文献詳細
文献概要
--------------------
あとがき
著者: 丹生健一
所属機関:
ページ範囲:P.288 - P.288
文献購入ページに移動 私ごとですが,昨年,還暦を機に受けた人間ドックで腹部にパラガングリオーマ(傍神経節腫)がみつかり,年末に摘出手術を受けました。お陰様で術後経過は順調で,年始より従来通り働いています。術前に血液検体を用いた遺伝子検査ではSDHB の遺伝子異常は認められず,病理標本の免疫組織染色でもコハク酸脱水素酵素(SDHB)は正常に発現しており,再発や転移の可能性は低いようです。ご存知の通り,傍神経節腫は頸動脈小体にも発生します。悪性度の予測や遺伝相談のため,患者さんには多施設共同研究としてSDHB 遺伝子検査をお勧めしてきましたが,まさか自分が検査を受けるとは思ってもみませんでした。

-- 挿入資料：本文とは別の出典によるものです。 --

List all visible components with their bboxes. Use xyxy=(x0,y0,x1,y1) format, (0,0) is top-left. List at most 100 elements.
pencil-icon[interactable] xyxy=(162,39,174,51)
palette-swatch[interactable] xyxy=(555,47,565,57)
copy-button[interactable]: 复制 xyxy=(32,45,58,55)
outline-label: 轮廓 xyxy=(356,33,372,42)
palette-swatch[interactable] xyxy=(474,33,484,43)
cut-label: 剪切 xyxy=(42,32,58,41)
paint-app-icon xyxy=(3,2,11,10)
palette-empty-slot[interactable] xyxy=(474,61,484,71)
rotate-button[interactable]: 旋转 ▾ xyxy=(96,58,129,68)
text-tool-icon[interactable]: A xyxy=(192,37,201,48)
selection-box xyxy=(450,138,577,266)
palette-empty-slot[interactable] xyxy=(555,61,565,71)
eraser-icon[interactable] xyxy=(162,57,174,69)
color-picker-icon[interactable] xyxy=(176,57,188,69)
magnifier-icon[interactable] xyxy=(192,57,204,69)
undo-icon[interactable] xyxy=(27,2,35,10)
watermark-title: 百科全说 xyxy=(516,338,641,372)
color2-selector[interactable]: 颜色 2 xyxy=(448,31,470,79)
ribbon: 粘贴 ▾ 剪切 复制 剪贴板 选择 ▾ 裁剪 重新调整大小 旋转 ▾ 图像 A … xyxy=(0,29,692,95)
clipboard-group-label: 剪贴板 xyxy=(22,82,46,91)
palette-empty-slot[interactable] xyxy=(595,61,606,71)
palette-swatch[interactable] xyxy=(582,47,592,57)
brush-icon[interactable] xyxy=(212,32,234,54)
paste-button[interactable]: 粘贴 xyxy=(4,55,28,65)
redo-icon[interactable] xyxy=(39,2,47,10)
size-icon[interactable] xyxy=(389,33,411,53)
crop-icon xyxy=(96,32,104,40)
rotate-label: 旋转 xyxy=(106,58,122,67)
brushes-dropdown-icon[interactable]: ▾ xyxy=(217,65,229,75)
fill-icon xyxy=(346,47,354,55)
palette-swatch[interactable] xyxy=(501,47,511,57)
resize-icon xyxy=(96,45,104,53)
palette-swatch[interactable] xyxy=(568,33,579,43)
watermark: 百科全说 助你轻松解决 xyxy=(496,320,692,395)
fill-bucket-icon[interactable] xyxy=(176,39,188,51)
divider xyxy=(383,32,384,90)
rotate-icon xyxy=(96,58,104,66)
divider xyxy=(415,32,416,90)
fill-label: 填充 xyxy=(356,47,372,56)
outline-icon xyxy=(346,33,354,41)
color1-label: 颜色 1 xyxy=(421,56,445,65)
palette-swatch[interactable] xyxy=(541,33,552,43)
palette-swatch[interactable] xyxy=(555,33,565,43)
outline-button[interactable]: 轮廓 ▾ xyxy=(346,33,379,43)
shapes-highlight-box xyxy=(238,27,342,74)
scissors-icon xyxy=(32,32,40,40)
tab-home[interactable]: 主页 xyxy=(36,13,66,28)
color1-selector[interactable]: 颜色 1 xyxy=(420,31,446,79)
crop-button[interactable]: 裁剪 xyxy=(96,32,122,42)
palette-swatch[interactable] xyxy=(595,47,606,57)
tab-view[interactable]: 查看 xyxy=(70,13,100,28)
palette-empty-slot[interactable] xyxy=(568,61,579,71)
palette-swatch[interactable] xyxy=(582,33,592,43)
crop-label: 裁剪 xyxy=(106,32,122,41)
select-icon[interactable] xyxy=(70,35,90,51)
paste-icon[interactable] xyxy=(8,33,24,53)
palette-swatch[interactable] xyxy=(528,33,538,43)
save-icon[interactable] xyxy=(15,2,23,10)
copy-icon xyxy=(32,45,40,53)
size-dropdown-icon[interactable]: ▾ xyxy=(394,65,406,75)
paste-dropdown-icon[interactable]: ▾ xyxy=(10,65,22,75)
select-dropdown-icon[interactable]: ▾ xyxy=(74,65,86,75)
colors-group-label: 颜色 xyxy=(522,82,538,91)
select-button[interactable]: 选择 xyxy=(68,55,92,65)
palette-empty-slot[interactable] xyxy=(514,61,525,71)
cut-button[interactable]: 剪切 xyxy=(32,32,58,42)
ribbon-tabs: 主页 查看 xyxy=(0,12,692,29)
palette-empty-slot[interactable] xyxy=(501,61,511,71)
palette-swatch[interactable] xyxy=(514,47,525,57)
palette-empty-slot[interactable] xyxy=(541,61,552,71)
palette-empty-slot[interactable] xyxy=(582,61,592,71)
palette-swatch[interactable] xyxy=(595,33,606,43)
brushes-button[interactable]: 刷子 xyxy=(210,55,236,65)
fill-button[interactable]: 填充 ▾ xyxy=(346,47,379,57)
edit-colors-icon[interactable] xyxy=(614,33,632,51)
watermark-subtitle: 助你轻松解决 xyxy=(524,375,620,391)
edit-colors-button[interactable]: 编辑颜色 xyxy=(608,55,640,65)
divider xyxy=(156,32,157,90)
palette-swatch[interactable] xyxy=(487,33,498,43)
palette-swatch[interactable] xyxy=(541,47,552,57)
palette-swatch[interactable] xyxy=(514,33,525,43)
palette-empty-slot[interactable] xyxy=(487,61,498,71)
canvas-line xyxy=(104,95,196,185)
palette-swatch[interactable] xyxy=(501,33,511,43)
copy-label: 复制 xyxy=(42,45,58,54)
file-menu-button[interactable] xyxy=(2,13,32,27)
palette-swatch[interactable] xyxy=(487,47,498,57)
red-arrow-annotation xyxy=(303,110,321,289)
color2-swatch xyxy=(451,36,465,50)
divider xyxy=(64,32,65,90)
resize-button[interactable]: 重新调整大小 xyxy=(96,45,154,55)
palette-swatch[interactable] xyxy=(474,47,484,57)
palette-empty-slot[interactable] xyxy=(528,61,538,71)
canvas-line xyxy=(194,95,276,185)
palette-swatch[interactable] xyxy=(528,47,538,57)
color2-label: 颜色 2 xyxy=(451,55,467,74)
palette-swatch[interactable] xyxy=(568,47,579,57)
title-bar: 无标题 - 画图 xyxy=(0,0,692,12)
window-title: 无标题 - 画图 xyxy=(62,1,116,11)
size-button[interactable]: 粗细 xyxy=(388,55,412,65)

残念ながらSDHB 遺伝子検査はいまだ保険適用となっていませんが,耳鼻咽喉科・頭頸部外科領域の様々な疾患で免疫染色や遺伝子検査・分子病理診断が,鑑別診断や治療効果・予後予測に実臨床レベルで欠かすことができないものとなってきました。ということで,今月号は「基本から学ぶ病理組織の見方」と題して,最新の病理組織の見方・病理組織報告書の読み方を基礎から学んでいただくように企画しました。総論では,著書『スパルタ病理塾』で有名な小島伊織先生(大同病院病理診断科)にHE染色標本が読める楽しさを,続いて診断病理総合データベース『いむーの』を運営する伊藤智雄先生(神戸大学病理診断科)には様々な特殊染色/免疫染色について,唾液腺癌の大規模多施設共同研究を推進している稲垣宏先生(名古屋市立大学臨床病態病理学)には分子病理診断についての解説をお願いし,各論では各領域のエキスパートの先生に代表的な病理組織の見方をご執筆いただいています。さらに,本号では山梨大学名誉教授 増山敬祐先生のアレルギー性鼻炎の総説も掲載しており,大変充実した内容となっております。皆様,ぜひご通読ください。